Last week I viewed the market as having a high probability of a bounce based upon a few characteristics that showed breadth on the short term time frame was stretched to the down side. The bounce did come to fruition and there were enough playable set-ups according my criteria to take action. Now the conditions are a little bit different and my approach much more cautious. The three criteria that I looked at last week were the SPX in relation to the Bollinger Bands, the percentage of stocks above their 40 period moving average (T2108) and the McClellan Oscillator(T2016).

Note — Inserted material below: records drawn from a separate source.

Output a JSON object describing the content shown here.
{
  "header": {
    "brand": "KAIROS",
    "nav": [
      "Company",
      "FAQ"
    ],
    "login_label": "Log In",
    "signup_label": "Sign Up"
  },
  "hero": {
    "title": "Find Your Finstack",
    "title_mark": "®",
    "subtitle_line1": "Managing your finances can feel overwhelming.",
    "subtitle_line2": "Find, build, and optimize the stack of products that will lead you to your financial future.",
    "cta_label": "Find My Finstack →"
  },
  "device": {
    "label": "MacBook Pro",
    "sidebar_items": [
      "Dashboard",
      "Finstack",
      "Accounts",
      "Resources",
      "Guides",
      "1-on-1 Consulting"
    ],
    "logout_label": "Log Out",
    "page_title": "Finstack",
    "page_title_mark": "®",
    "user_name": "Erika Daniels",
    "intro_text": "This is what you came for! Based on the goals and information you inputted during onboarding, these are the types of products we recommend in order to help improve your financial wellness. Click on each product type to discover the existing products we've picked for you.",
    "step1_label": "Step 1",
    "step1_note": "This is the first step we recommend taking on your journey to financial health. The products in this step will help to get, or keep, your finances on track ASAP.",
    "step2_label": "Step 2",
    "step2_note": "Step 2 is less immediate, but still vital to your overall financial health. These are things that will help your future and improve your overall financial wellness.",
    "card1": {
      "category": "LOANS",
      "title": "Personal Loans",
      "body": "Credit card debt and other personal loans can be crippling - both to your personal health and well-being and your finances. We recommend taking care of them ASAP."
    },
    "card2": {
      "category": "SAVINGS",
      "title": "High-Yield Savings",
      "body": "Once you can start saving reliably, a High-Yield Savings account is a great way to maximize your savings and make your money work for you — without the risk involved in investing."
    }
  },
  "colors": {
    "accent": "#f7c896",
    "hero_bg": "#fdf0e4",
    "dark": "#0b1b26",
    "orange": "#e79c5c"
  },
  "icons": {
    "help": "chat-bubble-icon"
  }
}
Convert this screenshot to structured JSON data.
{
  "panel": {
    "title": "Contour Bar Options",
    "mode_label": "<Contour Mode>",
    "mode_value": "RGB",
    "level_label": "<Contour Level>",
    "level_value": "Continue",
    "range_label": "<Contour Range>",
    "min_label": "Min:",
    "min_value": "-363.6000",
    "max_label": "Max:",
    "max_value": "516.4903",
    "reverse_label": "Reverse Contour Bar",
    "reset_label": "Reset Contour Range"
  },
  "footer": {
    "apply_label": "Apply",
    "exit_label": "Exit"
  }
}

Compared to last week the SPX has not fallen below the lower BB. From a reversion to the mean perspective, this is not yet extended so a snap back here should not be expected. Additionally the SPX has established a new lower low below the much watched 50 period moving average. This is a key moving average to many market participants who view this as a psychological barometer and a queue for long or short bias, so being under it should raise some concern.

SPX

The small caps were skewered today, down nearly 2.5% and have also confirmed a lower low below the 50 MA.
Russell 2000

The T2108 is below 30, but as I mentioned previously, the more enduring and sustainable rallies emerge when this is below 20. At 26% it is definitely coming close and should it my focus will be on alert for a potential turn.
T2108
Lastly, the T2106 which dropped below -200 last week sits at -120 after today's sell off, which is somewhat surprising given that the NASDAQ and Russell were down 2%+ today. What this indicates to me is that there is plenty of room in the next couple of days for continued follow through as this is not even close to being considered extended.

T2106

What this data suggest to me is that there is a higher probability the market continues to erode over the next 5 days. There may be a bounce, but the preponderance of evidence suggest it's best to treat it with suspicion. From a swing trading perspective I don't find the odds stacking in my favor at this juncture so capital preservation takes precedence in my trading plan until things begin to firm up. Ideally I'd like to see a rinse to draw down the mid to longer term breadth data that I look at such as the $BPNYA and $BPSPX which both closed the day at a still extended reading above 70. A drop of these to below 30 coupled with the T2108 below 20 followed by a breadth thrust with 500-600+ stocks breaking out 4% or more would be a scenario that would get me bullish on a longer term time frame.